Roger Ailes (no relation, apparently, to the Fox News chief) brings us a “measure of Howard Fineman’s integrity.” The Newsweek columnist and NBC pundit explained to Don Imus on Friday why Chris Matthews’ Sunday show on NBC is so much more popular than Matthews’ “Hardball” on MSNBC: “[T]he [NBC] producer…tells Chris ‘Shut Up!’ And he does, and the rest of us get to talk.” But a few hours later, Fineman recanted his heresy, writing on MSNBC.com that he “screw[ed] up, big time … by failing to defend the best political mind on TV, my loyal colleague and host Chris Matthews … Matthews is the best thing on political TV.” Ailes notes: “There’s a man who won’t sell his soul for less than spot on a cable show with sub-basement ratings. You can always trust Howard — to kiss the biggest ass in town.”
Meanwhile, Kos counsels Democrats not to worry about John Kerry’s meager post-convention bounce. “[W]e have the most polarized, most hardened electorate probably in the nation’s history,” he argues. “Some polls have shown a bounce, others have not. We’ll probably see just as little movement after the GOP convention.” Anyway, “bounces take a week to really manifest themselves as people digest the latest info and talk to other people about their impressions.” Methinks the blogger doth protest too much.
And Paul Waldman, writing on The Gadflyer, pokes mild fun at President Bush’s new TV ad, “Together”, calling it “absolutely empty,” and “so languid it almost seems to be playing at three-quarter speed.” He speculates that the ad was made “so the Bushies could tell the press they’re being positive; it will soon be followed by a new round of attacks on John Kerry.” Waldman also notes that Bush’s previous slogan — “President Bush: Steady Leadership in Times of Change” — seems to have been quietly shelved. Sounds like a flip-flop to us.

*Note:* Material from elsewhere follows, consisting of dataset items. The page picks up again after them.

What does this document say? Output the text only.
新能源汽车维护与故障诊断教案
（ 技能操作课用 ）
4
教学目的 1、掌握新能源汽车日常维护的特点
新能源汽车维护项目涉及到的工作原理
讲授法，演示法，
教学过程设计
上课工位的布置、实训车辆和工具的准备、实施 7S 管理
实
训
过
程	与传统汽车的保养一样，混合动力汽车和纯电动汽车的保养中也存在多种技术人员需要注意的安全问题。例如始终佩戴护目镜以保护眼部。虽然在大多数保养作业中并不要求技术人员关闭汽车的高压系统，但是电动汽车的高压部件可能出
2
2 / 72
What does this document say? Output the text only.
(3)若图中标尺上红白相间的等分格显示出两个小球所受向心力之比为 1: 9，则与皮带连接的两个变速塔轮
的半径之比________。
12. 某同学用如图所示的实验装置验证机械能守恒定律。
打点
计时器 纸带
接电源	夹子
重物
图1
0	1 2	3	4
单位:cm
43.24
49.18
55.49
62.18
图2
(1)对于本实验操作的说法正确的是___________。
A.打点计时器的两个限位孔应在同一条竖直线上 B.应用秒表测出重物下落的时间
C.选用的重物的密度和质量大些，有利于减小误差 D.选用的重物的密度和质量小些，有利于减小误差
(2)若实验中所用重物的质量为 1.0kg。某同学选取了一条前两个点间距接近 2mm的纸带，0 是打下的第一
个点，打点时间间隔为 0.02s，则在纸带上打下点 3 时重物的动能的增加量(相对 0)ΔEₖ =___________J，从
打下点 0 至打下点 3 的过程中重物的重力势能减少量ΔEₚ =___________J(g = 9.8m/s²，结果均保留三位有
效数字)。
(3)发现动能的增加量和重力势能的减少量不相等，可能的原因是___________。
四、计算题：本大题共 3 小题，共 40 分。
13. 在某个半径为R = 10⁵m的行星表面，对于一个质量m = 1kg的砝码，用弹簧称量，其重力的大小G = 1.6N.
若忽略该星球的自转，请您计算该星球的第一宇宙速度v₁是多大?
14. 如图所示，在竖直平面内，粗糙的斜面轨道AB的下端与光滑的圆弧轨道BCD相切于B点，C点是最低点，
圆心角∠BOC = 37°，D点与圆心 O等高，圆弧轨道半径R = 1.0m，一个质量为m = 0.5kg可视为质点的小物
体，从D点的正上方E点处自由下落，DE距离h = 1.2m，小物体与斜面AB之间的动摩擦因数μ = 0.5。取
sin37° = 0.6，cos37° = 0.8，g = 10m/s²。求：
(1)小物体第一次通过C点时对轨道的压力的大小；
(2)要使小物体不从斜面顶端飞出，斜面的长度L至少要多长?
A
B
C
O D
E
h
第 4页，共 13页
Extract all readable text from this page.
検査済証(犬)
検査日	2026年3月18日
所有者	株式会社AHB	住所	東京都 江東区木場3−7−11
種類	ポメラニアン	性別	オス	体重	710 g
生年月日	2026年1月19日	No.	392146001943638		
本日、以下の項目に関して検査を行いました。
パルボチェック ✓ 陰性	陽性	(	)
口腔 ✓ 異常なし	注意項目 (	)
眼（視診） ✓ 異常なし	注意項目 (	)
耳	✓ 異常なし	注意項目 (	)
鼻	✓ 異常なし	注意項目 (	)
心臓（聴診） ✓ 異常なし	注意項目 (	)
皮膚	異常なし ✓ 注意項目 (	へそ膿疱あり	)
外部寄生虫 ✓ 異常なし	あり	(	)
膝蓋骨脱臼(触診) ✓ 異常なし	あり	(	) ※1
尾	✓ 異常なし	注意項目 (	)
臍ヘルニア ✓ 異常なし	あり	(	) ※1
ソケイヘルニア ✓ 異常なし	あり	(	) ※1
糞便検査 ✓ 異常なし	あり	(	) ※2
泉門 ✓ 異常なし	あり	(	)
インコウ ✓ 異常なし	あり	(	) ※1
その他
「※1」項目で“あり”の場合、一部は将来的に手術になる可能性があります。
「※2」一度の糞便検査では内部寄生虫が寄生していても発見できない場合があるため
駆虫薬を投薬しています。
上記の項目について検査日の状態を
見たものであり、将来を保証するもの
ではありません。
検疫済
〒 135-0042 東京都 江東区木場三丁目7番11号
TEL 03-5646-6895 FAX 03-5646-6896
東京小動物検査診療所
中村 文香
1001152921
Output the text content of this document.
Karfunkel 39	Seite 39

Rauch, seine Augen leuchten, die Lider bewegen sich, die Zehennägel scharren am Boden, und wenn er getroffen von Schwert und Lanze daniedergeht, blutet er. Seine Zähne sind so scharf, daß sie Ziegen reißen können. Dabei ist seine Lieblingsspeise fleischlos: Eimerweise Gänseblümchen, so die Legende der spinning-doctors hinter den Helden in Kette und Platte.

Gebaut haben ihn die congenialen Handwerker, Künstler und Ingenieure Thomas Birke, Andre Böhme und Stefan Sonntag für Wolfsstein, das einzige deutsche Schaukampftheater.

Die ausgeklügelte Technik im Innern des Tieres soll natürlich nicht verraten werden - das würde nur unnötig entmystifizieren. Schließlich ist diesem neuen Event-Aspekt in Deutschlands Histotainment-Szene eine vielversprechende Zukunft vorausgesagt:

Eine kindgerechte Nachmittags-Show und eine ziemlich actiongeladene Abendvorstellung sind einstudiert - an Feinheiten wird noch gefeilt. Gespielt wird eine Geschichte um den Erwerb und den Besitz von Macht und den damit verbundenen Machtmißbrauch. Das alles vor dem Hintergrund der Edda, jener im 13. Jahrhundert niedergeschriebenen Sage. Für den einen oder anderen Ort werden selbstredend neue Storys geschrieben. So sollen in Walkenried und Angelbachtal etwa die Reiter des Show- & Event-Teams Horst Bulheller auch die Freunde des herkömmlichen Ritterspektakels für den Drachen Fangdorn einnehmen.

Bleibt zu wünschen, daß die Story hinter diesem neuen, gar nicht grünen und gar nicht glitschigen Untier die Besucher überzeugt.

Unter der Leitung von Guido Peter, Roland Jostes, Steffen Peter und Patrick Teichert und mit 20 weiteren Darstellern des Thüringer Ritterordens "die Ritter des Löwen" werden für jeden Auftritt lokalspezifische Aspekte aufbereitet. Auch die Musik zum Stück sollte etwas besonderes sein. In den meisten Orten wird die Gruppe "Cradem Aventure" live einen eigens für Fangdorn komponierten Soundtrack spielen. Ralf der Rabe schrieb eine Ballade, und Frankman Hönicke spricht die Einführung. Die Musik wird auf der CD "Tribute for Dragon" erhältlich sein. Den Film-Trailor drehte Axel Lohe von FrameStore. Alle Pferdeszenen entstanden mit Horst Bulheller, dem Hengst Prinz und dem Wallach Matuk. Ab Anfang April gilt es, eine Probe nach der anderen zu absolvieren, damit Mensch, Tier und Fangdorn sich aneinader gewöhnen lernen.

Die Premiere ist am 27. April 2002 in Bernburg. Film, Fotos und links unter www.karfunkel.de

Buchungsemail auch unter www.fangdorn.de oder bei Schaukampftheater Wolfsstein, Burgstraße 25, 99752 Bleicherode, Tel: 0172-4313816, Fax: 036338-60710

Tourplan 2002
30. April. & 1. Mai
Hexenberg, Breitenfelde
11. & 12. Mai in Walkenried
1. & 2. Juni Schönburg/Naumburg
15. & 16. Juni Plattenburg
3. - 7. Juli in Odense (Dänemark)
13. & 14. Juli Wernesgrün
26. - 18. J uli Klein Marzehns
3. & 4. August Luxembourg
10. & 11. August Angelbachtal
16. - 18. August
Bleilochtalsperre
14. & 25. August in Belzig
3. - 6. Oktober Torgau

David Adesnik of Oxblog reports on Bill Clinton’s appearance on Letterman last night. Surprisingly, “the interview was almost all softballs.” That inspired Adesnik to compile his own list of questions to ask Bubba (if he were hosting a late-night talk show, presumably). You can read them for yourself if you want, but let’s just say that based on this evidence, “The Late Show with David Adesnik” wouldn’t be a ratings winner.
And finally, Pandagon’s Jesse Taylor is the latest to catch Washington Times editor Wes Pruden in a bare-faced lie. Pruden recently wrote: “The news from Iraq sounds mostly good to Americans because the American casualty numbers are down sharply from six weeks, or even a month, ago.” Sounding a lot like Campaign Desk, Taylor gives us the actual casualty count: “June — 42 Americans dead. July — 54 Americans dead. Unless Pruden’s talking about a different war.”